Pagination Setup Mistakes Killing Your Site’s Crawl Budget: A Technical Audit for Australian E-Commerce Businesses

5443d35e ed6b 41e8 8312 f03d722a15e4

Pagination sequences deeper than 50 pages dilute crawl budget so severely that Google stops discovering product pages, according to CrawlVision’s 2026 crawl efficiency analysis. For Australian e-commerce sites with catalogues of 5,000+ products, misconfigured pagination is the largest single source of crawl waste, and the fix involves three design decisions most stores get wrong.

TL;DR: Google deprecated rel=prev/next in 2019, but most e-commerce platforms still output these tags by default. The real damage: canonical conflicts creating duplicate content across paginated URLs, deep pagination burning crawl budget on zero-traffic pages, and infinite scroll hiding entire catalogues from Googlebot. A three-axis audit covering canonical alignment, crawl depth ratio, and indexation rate identifies which pages to fix first.

Google Stopped Using rel=prev/next in 2019 and Most Stores Haven’t Adjusted

Google confirmed in March 2019 that it no longer processes rel=prev/next as an indexing signal. Seven years on, platforms like Shopify, WooCommerce, and Magento still inject these tags into paginated category pages by default. The tags themselves don’t cause direct harm because Google ignores them. The damage comes from what site owners didn’t do after the deprecation: build a proper canonical and internal linking strategy that accounts for how Google actually processes paginated sequences today.

As Shopify’s own pagination SEO guide states, “pagination is generally the better choice for SEO because it gives search engines a crawlable link to every page.” But the guide also makes clear that pagination without correct implementation creates crawl budget waste that compounds over time. Every category with 20 paginated URLs and no canonical strategy generates 20 indexable URLs, most containing near-identical boilerplate content (headers, footers, category descriptions, navigation) with the only unique element being 12 to 24 product cards per page.

For an Australian fashion retailer with 40 categories and 15 paginated pages each, that’s 600 URLs competing for crawl attention. If 80% of those pages generate zero organic traffic, Googlebot is spending the majority of its crawl budget on pages that deliver nothing.

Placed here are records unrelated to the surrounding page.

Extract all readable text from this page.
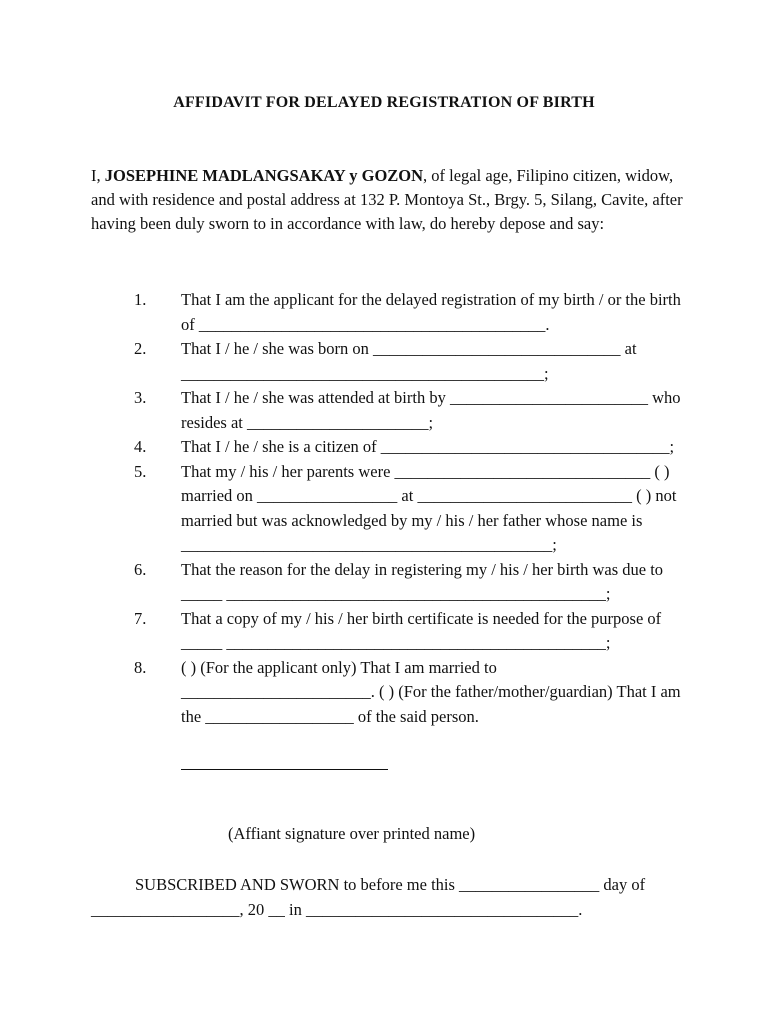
AFFIDAVIT FOR DELAYED REGISTRATION OF BIRTH
I, JOSEPHINE MADLANGSAKAY y GOZON, of legal age, Filipino citizen, widow, and with residence and postal address at 132 P. Montoya St., Brgy. 5, Silang, Cavite, after having been duly sworn to in accordance with law, do hereby depose and say:
1.	That I am the applicant for the delayed registration of my birth / or the birth of __________________________________________.
2.	That I / he / she was born on ______________________________ at ____________________________________________;
3.	That I / he / she was attended at birth by ________________________ who resides at ______________________;
4.	That I / he / she is a citizen of ___________________________________;
5.	That my / his / her parents were _______________________________ ( ) married on _________________ at __________________________ ( ) not married but was acknowledged by my / his / her father whose name is _____________________________________________;
6.	That the reason for the delay in registering my / his / her birth was due to _____ ______________________________________________;
7.	That a copy of my / his / her birth certificate is needed for the purpose of _____ ______________________________________________;
8.	( ) (For the applicant only) That I am married to _______________________. ( ) (For the father/mother/guardian) That I am the __________________ of the said person.
(Affiant signature over printed name)
SUBSCRIBED AND SWORN to before me this _________________ day of __________________, 20 __ in _________________________________.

diagram showing a category page branching into 15 paginated URLs, with only pages 1-3 highlighted as receiving organic traffic and pages 4-15 greyed out to show zero traffic

The Canonical-Pagination Conflict That Creates Duplicate Content

Why does duplicate content from pagination persist at such scale? Because the default behaviour on most platforms sets every paginated URL’s canonical tag to point back to page 1. Page 2 of “Women’s Running Shoes” canonicalises to page 1. Page 7 canonicalises to page 1. Google interprets this as a signal that pages 2 through 15 are duplicates of page 1 and should be consolidated.

This creates two problems simultaneously. First, the products listed on pages 2 through 15 lose their crawlable entry point into Google’s index. If page 7 contains 24 products and that page is canonicalised away, those products need internal links from elsewhere on the site to get crawled. Without those links, they become orphan pages. Second, Google sees conflicting signals: the paginated URLs exist, the internal linking points to them, but the canonical tag says they shouldn’t be indexed. This conflict burns crawl budget because Googlebot keeps re-evaluating the pages without indexing them.

The correct setup, according to the GSQI pagination tutorial, uses self-referencing canonicals on each paginated page. Page 2 canonicalises to page 2. Page 7 canonicalises to page 7. This tells Google each page is a distinct, valid URL worth indexing on its own terms.

We’ve covered why canonical tags fail for Australian SMEs in a previous audit, and the pagination case is the most common trigger. When sorting parameters enter the picture (sort by price, sort by newest), the conflict multiplies. A category with 15 paginated pages and 4 sort options generates 60 unique URLs. The canonical tag on each sorted variation should reference the core URL without sorting parameters, while the pagination canonical should remain self-referencing. Getting this hierarchy wrong creates a matrix of duplicate content that search engines struggle to untangle.

infographic showing a matrix of pagination URLs versus sorting parameters, with arrows indicating correct canonical tag direction — sorted pages pointing to unsorted equivalents, each unsorted page se

Warning: If your paginated pages all canonicalise to page 1, every product listed beyond page 1 is at risk of becoming an orphan page. Check Google Search Console’s “Duplicate, Google chose different canonical than user” report to identify affected URLs.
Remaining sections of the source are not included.